The nature of Nowak’s relationship with Oefelein had been uncertain since her arrest. She told detectives it was “more than a working relationship but less than a romantic relationship.” But Oefelein told investigators they had been romantically involved since 2004, a year before he divorced and while Nowak was having marital problems.
Shipman, 30, told police that Nowak, 43, followed her to an airport parking lot where she attacked her with pepper spray. A wig, a trench coat, a knife, a BB pistol and a steel mallet were seized from Nowak.
The inch-thick pack of records released late Monday contain transcribed interviews with Orlando police that describe how Nowak’s life began to fall apart when she was jilted shortly after New Year’s Day.
“I would (have) never predicted this,” Oefelein told a detective about his breakup with Nowak, a mother of three. “She had actually wished me a nice weekend, knowing Colleen was gonna spend it with me.”
The e-mails, which Nowak apparently downloaded from Oefelein’s home computer, were seized after her arrest Feb. 5.
Nowak remains free on bail pending trial. NASA placed her on 30-day leave, but that expires Thursday. NASA has remained tight-lipped about the case, calling it a matter for the courts.

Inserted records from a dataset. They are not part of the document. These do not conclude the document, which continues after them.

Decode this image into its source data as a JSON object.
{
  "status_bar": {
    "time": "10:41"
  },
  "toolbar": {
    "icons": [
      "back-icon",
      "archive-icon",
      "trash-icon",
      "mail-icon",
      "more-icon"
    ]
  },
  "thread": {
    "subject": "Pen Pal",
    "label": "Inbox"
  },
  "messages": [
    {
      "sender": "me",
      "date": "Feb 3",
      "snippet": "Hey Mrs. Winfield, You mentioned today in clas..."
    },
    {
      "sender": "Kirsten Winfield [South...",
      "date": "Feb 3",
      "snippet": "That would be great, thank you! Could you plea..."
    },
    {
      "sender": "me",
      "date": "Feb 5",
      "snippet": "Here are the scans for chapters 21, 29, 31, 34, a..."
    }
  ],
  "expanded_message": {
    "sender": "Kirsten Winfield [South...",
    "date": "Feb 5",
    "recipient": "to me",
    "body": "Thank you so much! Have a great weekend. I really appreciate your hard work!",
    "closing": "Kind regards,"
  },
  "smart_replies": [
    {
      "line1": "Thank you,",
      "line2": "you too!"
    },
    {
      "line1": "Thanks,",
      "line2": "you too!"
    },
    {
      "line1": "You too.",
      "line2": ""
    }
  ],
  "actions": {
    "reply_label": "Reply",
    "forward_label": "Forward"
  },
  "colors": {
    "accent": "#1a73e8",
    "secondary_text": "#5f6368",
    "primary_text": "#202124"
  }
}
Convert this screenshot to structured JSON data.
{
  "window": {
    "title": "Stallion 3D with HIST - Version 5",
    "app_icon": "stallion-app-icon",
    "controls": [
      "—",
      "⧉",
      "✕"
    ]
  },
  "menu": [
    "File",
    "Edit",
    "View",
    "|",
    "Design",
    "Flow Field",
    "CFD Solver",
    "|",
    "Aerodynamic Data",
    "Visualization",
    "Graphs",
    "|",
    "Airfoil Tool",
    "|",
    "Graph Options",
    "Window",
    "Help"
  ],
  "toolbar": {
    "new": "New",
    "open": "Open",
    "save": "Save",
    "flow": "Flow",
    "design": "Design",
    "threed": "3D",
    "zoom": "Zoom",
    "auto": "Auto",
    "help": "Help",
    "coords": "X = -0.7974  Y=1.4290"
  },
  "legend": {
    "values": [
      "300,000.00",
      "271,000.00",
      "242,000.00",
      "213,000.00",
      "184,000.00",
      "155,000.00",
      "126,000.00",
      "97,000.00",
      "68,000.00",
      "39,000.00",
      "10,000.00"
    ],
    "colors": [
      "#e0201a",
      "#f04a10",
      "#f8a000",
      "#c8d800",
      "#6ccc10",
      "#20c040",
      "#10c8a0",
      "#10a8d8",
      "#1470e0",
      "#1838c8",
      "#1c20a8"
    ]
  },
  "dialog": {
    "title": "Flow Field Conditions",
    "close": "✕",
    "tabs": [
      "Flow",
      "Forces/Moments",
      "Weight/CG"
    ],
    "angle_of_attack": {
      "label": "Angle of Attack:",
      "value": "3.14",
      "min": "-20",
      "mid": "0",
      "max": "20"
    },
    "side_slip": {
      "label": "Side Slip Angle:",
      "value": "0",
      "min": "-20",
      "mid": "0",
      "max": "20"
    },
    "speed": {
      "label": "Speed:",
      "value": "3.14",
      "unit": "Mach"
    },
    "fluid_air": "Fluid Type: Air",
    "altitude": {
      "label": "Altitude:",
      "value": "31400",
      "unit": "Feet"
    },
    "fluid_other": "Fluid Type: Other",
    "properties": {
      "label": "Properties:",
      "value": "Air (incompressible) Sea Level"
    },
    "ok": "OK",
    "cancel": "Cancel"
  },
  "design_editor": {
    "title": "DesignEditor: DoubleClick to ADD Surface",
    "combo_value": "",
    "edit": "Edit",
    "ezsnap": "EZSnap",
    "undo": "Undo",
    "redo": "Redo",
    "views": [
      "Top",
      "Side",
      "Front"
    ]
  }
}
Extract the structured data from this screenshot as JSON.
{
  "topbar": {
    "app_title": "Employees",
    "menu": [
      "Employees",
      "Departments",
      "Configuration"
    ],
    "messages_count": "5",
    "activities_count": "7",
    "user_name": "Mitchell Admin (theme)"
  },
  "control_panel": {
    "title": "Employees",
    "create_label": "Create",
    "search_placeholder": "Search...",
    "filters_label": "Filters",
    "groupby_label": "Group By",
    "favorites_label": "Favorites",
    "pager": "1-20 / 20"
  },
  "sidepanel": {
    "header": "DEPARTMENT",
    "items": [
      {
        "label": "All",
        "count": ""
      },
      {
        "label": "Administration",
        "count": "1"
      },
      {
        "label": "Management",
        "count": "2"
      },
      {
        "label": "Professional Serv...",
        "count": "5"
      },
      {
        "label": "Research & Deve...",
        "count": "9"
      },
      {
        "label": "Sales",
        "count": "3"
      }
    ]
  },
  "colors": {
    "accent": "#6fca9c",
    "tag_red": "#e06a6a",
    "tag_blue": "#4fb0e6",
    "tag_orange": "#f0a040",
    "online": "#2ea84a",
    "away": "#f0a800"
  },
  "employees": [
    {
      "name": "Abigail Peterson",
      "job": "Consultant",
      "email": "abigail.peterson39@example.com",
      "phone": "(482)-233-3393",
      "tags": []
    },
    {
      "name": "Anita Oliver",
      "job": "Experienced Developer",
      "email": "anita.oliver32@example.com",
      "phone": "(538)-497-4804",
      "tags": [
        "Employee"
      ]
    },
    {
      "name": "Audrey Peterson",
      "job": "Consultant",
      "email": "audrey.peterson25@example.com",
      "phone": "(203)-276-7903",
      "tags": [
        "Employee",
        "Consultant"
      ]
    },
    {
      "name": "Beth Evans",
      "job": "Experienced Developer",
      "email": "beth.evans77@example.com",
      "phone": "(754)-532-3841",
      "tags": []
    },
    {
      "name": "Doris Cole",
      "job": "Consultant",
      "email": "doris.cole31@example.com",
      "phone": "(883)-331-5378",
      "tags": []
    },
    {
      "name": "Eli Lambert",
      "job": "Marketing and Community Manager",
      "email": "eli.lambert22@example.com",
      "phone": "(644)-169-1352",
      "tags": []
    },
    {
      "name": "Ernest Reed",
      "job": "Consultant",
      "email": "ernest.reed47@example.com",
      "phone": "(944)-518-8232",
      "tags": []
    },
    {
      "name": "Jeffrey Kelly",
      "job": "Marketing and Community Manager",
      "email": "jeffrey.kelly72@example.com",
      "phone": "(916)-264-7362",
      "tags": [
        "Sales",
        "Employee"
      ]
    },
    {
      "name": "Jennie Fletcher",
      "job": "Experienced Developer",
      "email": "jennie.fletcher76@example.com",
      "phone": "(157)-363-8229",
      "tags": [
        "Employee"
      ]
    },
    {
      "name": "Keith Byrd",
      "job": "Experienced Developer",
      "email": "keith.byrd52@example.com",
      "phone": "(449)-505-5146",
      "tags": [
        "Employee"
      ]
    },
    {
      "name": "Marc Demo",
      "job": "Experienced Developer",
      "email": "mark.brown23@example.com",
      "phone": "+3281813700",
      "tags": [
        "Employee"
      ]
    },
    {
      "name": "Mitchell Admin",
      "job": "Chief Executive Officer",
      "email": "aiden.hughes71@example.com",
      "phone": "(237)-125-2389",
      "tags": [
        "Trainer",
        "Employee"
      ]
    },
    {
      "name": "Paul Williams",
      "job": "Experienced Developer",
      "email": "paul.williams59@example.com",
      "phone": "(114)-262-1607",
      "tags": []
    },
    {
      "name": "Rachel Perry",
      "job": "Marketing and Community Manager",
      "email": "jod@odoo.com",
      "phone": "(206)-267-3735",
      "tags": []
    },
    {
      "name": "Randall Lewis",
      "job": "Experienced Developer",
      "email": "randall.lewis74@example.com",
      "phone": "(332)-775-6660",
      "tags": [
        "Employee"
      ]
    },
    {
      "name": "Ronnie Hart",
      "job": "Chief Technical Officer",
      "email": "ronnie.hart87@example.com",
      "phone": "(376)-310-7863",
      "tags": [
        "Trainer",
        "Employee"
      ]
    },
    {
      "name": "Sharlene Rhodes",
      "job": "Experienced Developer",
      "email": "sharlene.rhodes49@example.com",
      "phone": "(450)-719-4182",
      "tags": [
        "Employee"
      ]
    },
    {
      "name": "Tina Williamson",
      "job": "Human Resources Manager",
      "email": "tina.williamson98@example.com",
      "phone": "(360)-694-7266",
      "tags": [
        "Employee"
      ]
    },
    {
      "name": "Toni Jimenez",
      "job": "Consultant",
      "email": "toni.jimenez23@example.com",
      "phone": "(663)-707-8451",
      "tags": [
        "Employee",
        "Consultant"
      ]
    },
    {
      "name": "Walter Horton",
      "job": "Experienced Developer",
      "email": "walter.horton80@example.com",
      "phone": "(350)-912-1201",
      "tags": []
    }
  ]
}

Nowak, Oefelein and Shipman have declined interviews.
According to his sworn interview, Oefelein and Nowak met in 1996 and became friends a couple of years later, after they joined NASA. He said their friendship grew during several years of training together.
Oefelein met Shipman last November during a training exercise, and they began dating shortly afterward, police said.
Oefelein previously had given Nowak a key to his Houston apartment and his password for his home computer, he said.
Shipman told police she noticed some information about Nowak saved on his computer. He said Nowak sometimes used his computer, Shipman said. “I told him that it made me very uncomfortable and it made me want to pull away from this relationship cause it made me think that he didn’t quite cut ties maybe,” Shipman said in her statement.